We will double-count people using the same client at home and at work. We will double-count people using both Chandler and a web browser from the same machine (there are a fair number of these). We will double-count people who upgraded their apps so the version number changed through the day.

We will undercount anyone using Chandler Server that's not on Chandler Hub. We will undercount anyone using Chandler Desktop but not syncing to the Hub.

If you use an app once in a day or 500 times, you get one "hit" in the above metrics. The goal is to try to count "people"; IP+User-agent is serving as a proxy for that. Due to our designs, there's no real way to link people using Chandler Desktop to those following a ticketed URL to the Hub, for instance.

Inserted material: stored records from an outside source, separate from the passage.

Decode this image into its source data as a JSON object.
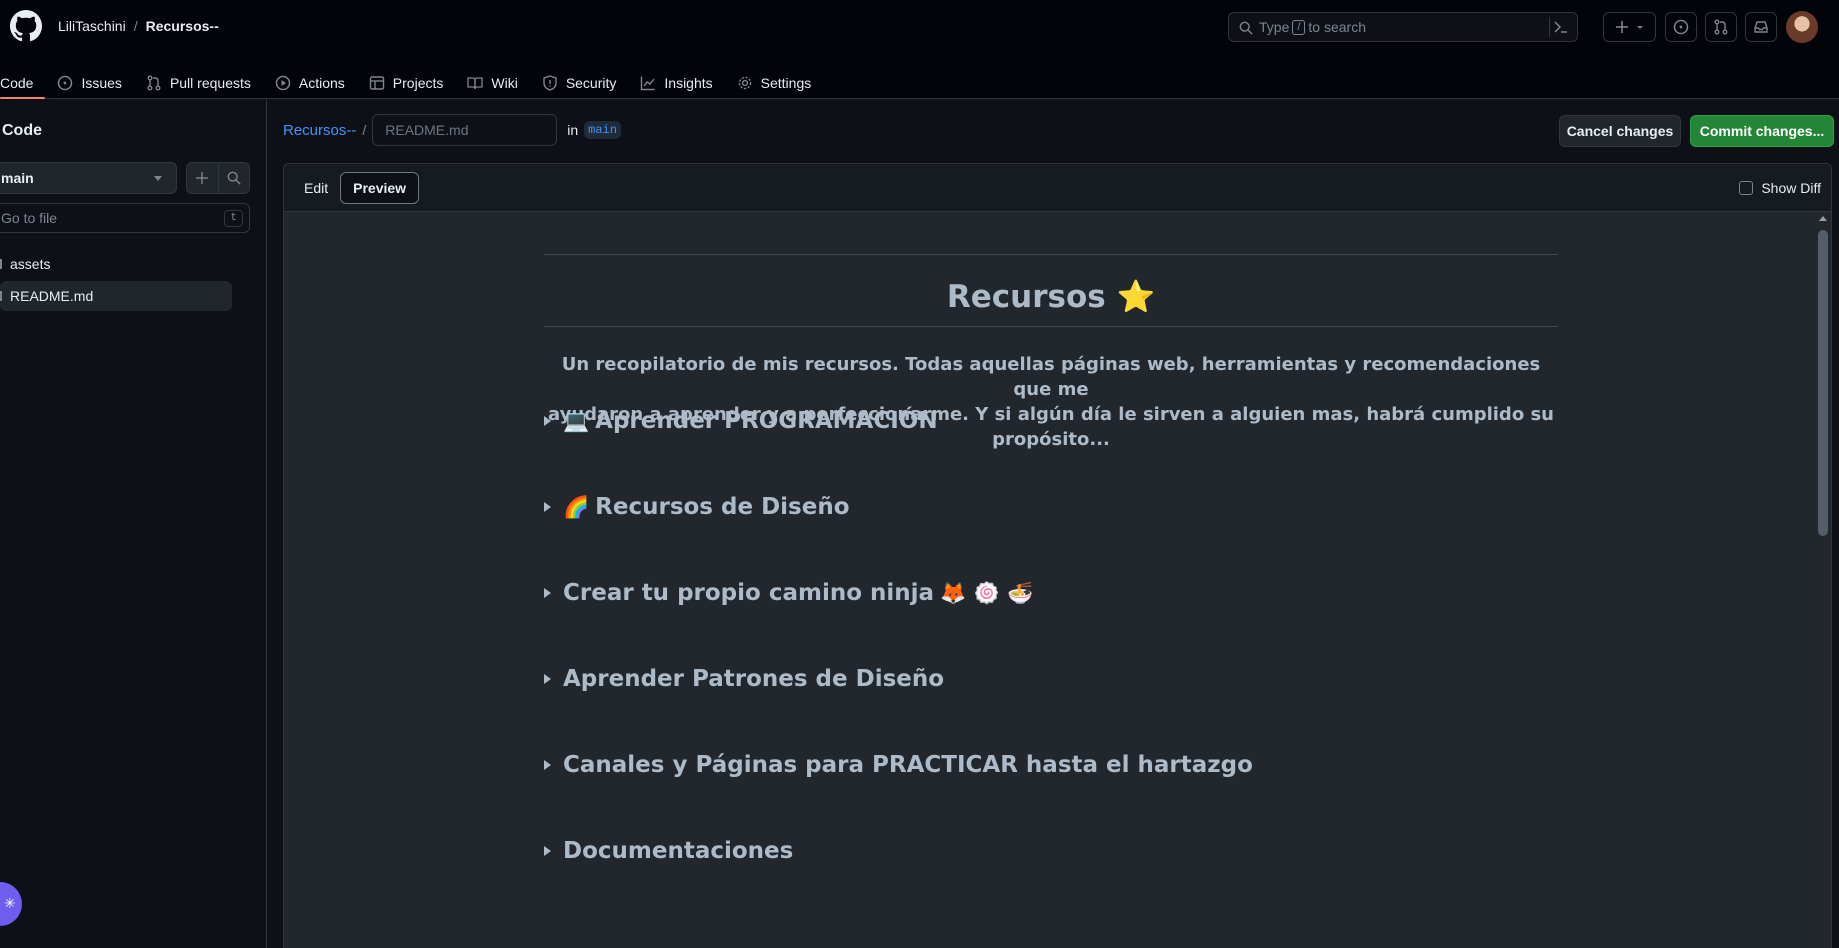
{
  "header": {
    "owner": "LiliTaschini",
    "separator": "/",
    "repo": "Recursos--",
    "search_prefix": "Type",
    "search_key": "/",
    "search_suffix": "to search"
  },
  "tabs": [
    {
      "label": "Code",
      "icon": "code-icon",
      "active": true
    },
    {
      "label": "Issues",
      "icon": "issue-icon"
    },
    {
      "label": "Pull requests",
      "icon": "pull-request-icon"
    },
    {
      "label": "Actions",
      "icon": "play-icon"
    },
    {
      "label": "Projects",
      "icon": "table-icon"
    },
    {
      "label": "Wiki",
      "icon": "book-icon"
    },
    {
      "label": "Security",
      "icon": "shield-icon"
    },
    {
      "label": "Insights",
      "icon": "graph-icon"
    },
    {
      "label": "Settings",
      "icon": "gear-icon"
    }
  ],
  "sidebar": {
    "title": "Code",
    "branch": "main",
    "goto_placeholder": "Go to file",
    "goto_shortcut": "t",
    "items": [
      {
        "label": "assets",
        "type": "folder"
      },
      {
        "label": "README.md",
        "type": "file",
        "selected": true
      }
    ]
  },
  "editor": {
    "repo_link": "Recursos--",
    "slash": "/",
    "filename_placeholder": "README.md",
    "in_label": "in",
    "branch": "main",
    "cancel_label": "Cancel changes",
    "commit_label": "Commit changes...",
    "edit_tab": "Edit",
    "preview_tab": "Preview",
    "show_diff_label": "Show Diff"
  },
  "preview": {
    "title": "Recursos",
    "title_emoji": "⭐",
    "intro_line1": "Un recopilatorio de mis recursos. Todas aquellas páginas web, herramientas y recomendaciones que me",
    "intro_line2": "ayudaron a aprender y a perfeccionarme. Y si algún día le sirven a alguien mas, habrá cumplido su propósito...",
    "sections": [
      {
        "emoji": "💻",
        "label": "Aprender PROGRAMACIÓN",
        "trailing": ""
      },
      {
        "emoji": "🌈",
        "label": "Recursos de Diseño",
        "trailing": ""
      },
      {
        "emoji": "",
        "label": "Crear tu propio camino ninja",
        "trailing": "🦊 🍥 🍜"
      },
      {
        "emoji": "",
        "label": "Aprender Patrones de Diseño",
        "trailing": ""
      },
      {
        "emoji": "",
        "label": "Canales y Páginas para PRACTICAR hasta el hartazgo",
        "trailing": ""
      },
      {
        "emoji": "",
        "label": "Documentaciones",
        "trailing": ""
      }
    ]
  },
  "colors": {
    "accent_link": "#4493f8",
    "commit_green": "#238636",
    "active_tab_underline": "#f78166"
  }
}
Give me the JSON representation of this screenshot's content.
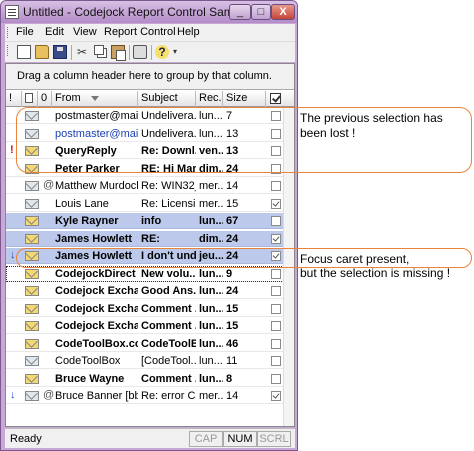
{
  "window": {
    "title": "Untitled - Codejock Report Control Sample",
    "buttons": {
      "minimize": "_",
      "maximize": "□",
      "close": "X"
    }
  },
  "menu": [
    "File",
    "Edit",
    "View",
    "Report Control",
    "Help"
  ],
  "toolbar_icons": [
    "new-icon",
    "open-icon",
    "save-icon",
    "cut-icon",
    "copy-icon",
    "paste-icon",
    "print-icon",
    "help-icon"
  ],
  "group_box_text": "Drag a column header here to group by that column.",
  "columns": {
    "importance": "!",
    "icon": "",
    "attachment": "0",
    "from": "From",
    "subject": "Subject",
    "received": "Rec...",
    "size": "Size"
  },
  "rows": [
    {
      "imp": "",
      "icon": "read",
      "att": "",
      "from": "postmaster@mail...",
      "subject": "Undelivera...",
      "recv": "lun...",
      "size": "7",
      "checked": false,
      "bold": false,
      "sel": false,
      "link": false
    },
    {
      "imp": "",
      "icon": "read",
      "att": "",
      "from": "postmaster@mail...",
      "subject": "Undelivera...",
      "recv": "lun...",
      "size": "13",
      "checked": false,
      "bold": false,
      "sel": false,
      "link": true
    },
    {
      "imp": "!",
      "icon": "unread",
      "att": "",
      "from": "QueryReply",
      "subject": "Re: Downl...",
      "recv": "ven...",
      "size": "13",
      "checked": false,
      "bold": true,
      "sel": false,
      "link": false
    },
    {
      "imp": "",
      "icon": "unread",
      "att": "",
      "from": "Peter Parker",
      "subject": "RE: Hi Mar...",
      "recv": "dim...",
      "size": "24",
      "checked": false,
      "bold": true,
      "sel": false,
      "link": false
    },
    {
      "imp": "",
      "icon": "read",
      "att": "@",
      "from": "Matthew Murdock",
      "subject": "Re: WIN32_...",
      "recv": "mer...",
      "size": "14",
      "checked": false,
      "bold": false,
      "sel": false,
      "link": false
    },
    {
      "imp": "",
      "icon": "read",
      "att": "",
      "from": "Louis Lane",
      "subject": "Re: Licensin...",
      "recv": "mer...",
      "size": "15",
      "checked": true,
      "bold": false,
      "sel": false,
      "link": false
    },
    {
      "imp": "",
      "icon": "unread",
      "att": "",
      "from": "Kyle Rayner",
      "subject": "info",
      "recv": "lun...",
      "size": "67",
      "checked": false,
      "bold": true,
      "sel": true,
      "link": false
    },
    {
      "imp": "",
      "icon": "unread",
      "att": "",
      "from": "James Howlett",
      "subject": "RE:",
      "recv": "dim...",
      "size": "24",
      "checked": true,
      "bold": true,
      "sel": true,
      "link": false
    },
    {
      "imp": "↓",
      "icon": "unread",
      "att": "",
      "from": "James Howlett",
      "subject": "I don't und...",
      "recv": "jeu...",
      "size": "24",
      "checked": true,
      "bold": true,
      "sel": true,
      "link": false
    },
    {
      "imp": "",
      "icon": "unread",
      "att": "",
      "from": "CodejockDirect",
      "subject": "New volu...",
      "recv": "lun...",
      "size": "9",
      "checked": false,
      "bold": true,
      "sel": false,
      "link": false,
      "focus": true
    },
    {
      "imp": "",
      "icon": "unread",
      "att": "",
      "from": "Codejock Exchan...",
      "subject": "Good Ans...",
      "recv": "lun...",
      "size": "24",
      "checked": false,
      "bold": true,
      "sel": false,
      "link": false
    },
    {
      "imp": "",
      "icon": "unread",
      "att": "",
      "from": "Codejock Exchan...",
      "subject": "Comment ...",
      "recv": "lun...",
      "size": "15",
      "checked": false,
      "bold": true,
      "sel": false,
      "link": false
    },
    {
      "imp": "",
      "icon": "unread",
      "att": "",
      "from": "Codejock Exchan...",
      "subject": "Comment ...",
      "recv": "lun...",
      "size": "15",
      "checked": false,
      "bold": true,
      "sel": false,
      "link": false
    },
    {
      "imp": "",
      "icon": "unread",
      "att": "",
      "from": "CodeToolBox.co...",
      "subject": "CodeToolB...",
      "recv": "lun...",
      "size": "46",
      "checked": false,
      "bold": true,
      "sel": false,
      "link": false
    },
    {
      "imp": "",
      "icon": "read",
      "att": "",
      "from": "CodeToolBox",
      "subject": "[CodeTool...",
      "recv": "lun...",
      "size": "11",
      "checked": false,
      "bold": false,
      "sel": false,
      "link": false
    },
    {
      "imp": "",
      "icon": "unread",
      "att": "",
      "from": "Bruce Wayne",
      "subject": "Comment ...",
      "recv": "lun...",
      "size": "8",
      "checked": false,
      "bold": true,
      "sel": false,
      "link": false
    },
    {
      "imp": "↓",
      "icon": "read",
      "att": "@",
      "from": "Bruce Banner [bb...",
      "subject": "Re: error C2...",
      "recv": "mer...",
      "size": "14",
      "checked": true,
      "bold": false,
      "sel": false,
      "link": false
    }
  ],
  "status": {
    "text": "Ready",
    "indicators": [
      "CAP",
      "NUM",
      "SCRL"
    ]
  },
  "annotations": {
    "top": [
      "The previous selection has",
      "been lost !"
    ],
    "bottom": [
      "Focus caret present,",
      "but the selection is missing !"
    ]
  },
  "colors": {
    "selection": "#bcc9ea",
    "callout_border": "#e8843a",
    "high_importance": "#d01010",
    "low_importance": "#1a46c8",
    "link": "#1a3fb3"
  }
}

How does this metric fall short? In lots of ways. What we'd really like to understand are classic marketing dimensions of recency, frequency, and depth of interaction. In particular, we should establish a better way to understand our "regular" users. We have no functional definition of "regular" plus no good way to measure it if we did have it defined.

+ Writes vs reads as proxy for "regular user"?

One way to define "regular" user might be "writes vs reads". Intuitively, a regular user might make changes to an event/todo, while a passive user might just view occasionally or just sync in the background. So if we had a way to separate "those people who have made a change this week" from "people who made no changes", then we might have the beginnings of a "regular user" vs "casual user" metrics.

I'd be curious to hear reactions to the "regular == makes changes" idea. It might be an interesting metric to watch, but I worry that it might exclude lots of great users getting substantial value from the Chandler Project but who don't make lots of changes to their lists.

+ Next steps?

I suspect I'm getting closer to having wrung out the info available to me in current Chandler Server log files. It's not too hard to think of great next-step metrics to measure, but the ideas need to be finessed into what's actually feasible, and translated into an implementable feature that's incrementally better than what we have now. In particular, we'll probably proceed to work on a Chandler Server feature to note what actions are actually occurring in the MC and Atom protocols. (Number of items changed, for instance).

+ Big dips in usage are a measurement artifact

A note on days like Nov 3rd and Oct 31st where the traffic seems to plummet: this is an artifact of the measurement, not real. Because of a failure to plan properly on my part, my metric analysis code only properly works with 1 file per day. On days when I update the Hub, multiple files are generated in production; only 1 gets counted. It is obviously possible to fix this issue, but it will require a significant amount of refactoring. It's on the plan, but a relnote for now. My apologies.